In terms of work, few things are more frightening than the inability to find a job—or losing the one that you have. Not only does being jobless threaten your ability to survive financially, but it also informs how you think about yourself—and how others view you. Unemployment can lead to feelings of low self-worth and self-esteem. And, understandably, job insecurity and the financial woes it brings can be particularly intense for people already suffering from a mental illness.

Federal law says an employer can’t discriminate against you simply because of your history of mental illness, but you should still proceed with caution. You might want to consult with employment law experts before telling an employer or asking for accommodation.

Family law varies a great deal from state to state, but mental illness is one of the top reasons that parents lose custody of their children. The duration and severity of the illness, combined with other factors, should be taken into account by the court, as well as whether or not there will be another adult present in the house who does not have a mental illness.

Companies that sell health insurance, disability insurance and life insurance can refuse to offer you a policy and can charge much higher rates if you have a history of mental illness. In some cases, they can even exclude coverage for your illness in your policy. Though the recently enacted health care reform law will ultimately change these practices in regards to health insurance, the law will have no effect on disability and life insurance policies.

None of these factors should keep you from seeking help if you are ill—the risks to your well-being and your ability to live a full and happy life are too high—but they do mean you should work with your mental health care provider and possibly reach out to other experts to help you navigate how and when to disclose your illness to others.

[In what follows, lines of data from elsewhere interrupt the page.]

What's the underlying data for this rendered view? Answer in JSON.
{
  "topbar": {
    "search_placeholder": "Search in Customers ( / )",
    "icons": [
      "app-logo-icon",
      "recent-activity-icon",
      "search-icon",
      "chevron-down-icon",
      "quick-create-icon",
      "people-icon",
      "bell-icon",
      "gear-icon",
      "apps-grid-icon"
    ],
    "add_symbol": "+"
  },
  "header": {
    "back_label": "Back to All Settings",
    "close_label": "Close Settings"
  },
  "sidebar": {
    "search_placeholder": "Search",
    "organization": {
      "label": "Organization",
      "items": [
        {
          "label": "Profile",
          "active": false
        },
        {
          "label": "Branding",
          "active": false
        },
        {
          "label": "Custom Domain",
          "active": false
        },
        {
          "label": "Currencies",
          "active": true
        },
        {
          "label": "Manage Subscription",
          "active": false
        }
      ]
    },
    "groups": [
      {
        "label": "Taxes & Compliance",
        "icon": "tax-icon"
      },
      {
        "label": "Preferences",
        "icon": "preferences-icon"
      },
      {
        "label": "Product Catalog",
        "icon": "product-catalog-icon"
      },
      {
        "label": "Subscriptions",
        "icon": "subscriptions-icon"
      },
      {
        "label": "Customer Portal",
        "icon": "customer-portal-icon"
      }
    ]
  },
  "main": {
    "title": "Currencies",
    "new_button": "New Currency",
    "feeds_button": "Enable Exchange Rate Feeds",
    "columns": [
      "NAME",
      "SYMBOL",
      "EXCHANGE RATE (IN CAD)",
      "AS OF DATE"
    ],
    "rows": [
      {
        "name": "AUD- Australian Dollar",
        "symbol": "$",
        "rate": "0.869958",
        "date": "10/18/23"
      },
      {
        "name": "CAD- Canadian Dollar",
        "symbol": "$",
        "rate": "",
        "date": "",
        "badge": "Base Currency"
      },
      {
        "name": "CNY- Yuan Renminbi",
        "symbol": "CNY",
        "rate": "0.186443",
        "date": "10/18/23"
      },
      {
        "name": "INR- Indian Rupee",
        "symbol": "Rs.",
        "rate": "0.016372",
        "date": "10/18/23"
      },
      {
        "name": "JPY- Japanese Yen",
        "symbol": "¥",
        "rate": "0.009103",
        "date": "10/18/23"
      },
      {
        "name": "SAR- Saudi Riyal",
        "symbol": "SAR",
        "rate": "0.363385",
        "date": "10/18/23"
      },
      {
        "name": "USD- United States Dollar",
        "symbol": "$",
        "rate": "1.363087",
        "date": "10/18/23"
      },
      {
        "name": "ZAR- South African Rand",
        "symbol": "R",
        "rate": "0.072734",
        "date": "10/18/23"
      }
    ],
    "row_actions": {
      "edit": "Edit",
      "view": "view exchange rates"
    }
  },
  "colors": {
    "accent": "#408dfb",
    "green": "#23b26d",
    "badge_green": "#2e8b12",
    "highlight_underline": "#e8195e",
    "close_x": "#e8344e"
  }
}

Distress Versus Disability

How do you know when you are legally disabled by mental illness? The answer to this question can mean the difference between getting disability benefits, or not. Your doctor will have to make this determination, but your disability company or the state disability administrators won’t just take your doctor’s word for it. You’ll have to meet certain criteria. In short, these include:

  • Restriction of your daily activities, like showering or getting groceries, to the point that you cannot work.
  • Reduction in social functioning to the point where you have difficulty interacting with others in order to do your job.
  • Impairment in your ability to concentrate and stick with a task to such a degree that you would not be able to complete work assignments.
  • Repeated episodes in which your symptoms flare up to a degree that deteriorates your ability to function.

Mental Health on the Job

When it comes to mental health and your job it’s important to know your rights. A federal law known as the Americans With Disabilities Act (ADA) provides protection from employment discrimination for people with mental and physical illnesses. In general, the ADA says your employer is not allowed to discriminate against you based on your psychological history or any other medical disability. The ADA applies to employees and prospective employees of businesses with at least 15 people on the payroll. The law doesn’t say that a company has to hire you or keep you on no matter the degree of your disability, but it does say that you can’t be denied a job or be fired simply because of your mental health history—unless it has a direct bearing on your job responsibilities. Some basic information about your rights includes:

  • You do not have to disclose your mental health status on your job application or in an interview.
  • Your prospective employer can ask that you complete a medical examination once a job offer has been made, but before you’ve actually been hired. However, the employer must have the same policy for all applicants.
  • If you are denied the job as a result of your medical exam, the employer must state why the results diminish your ability to do the job you’ve applied for.
  • If you have a job and inform your employer of a legitimate disability, the company must do what it can—within reason—to accommodate your disability.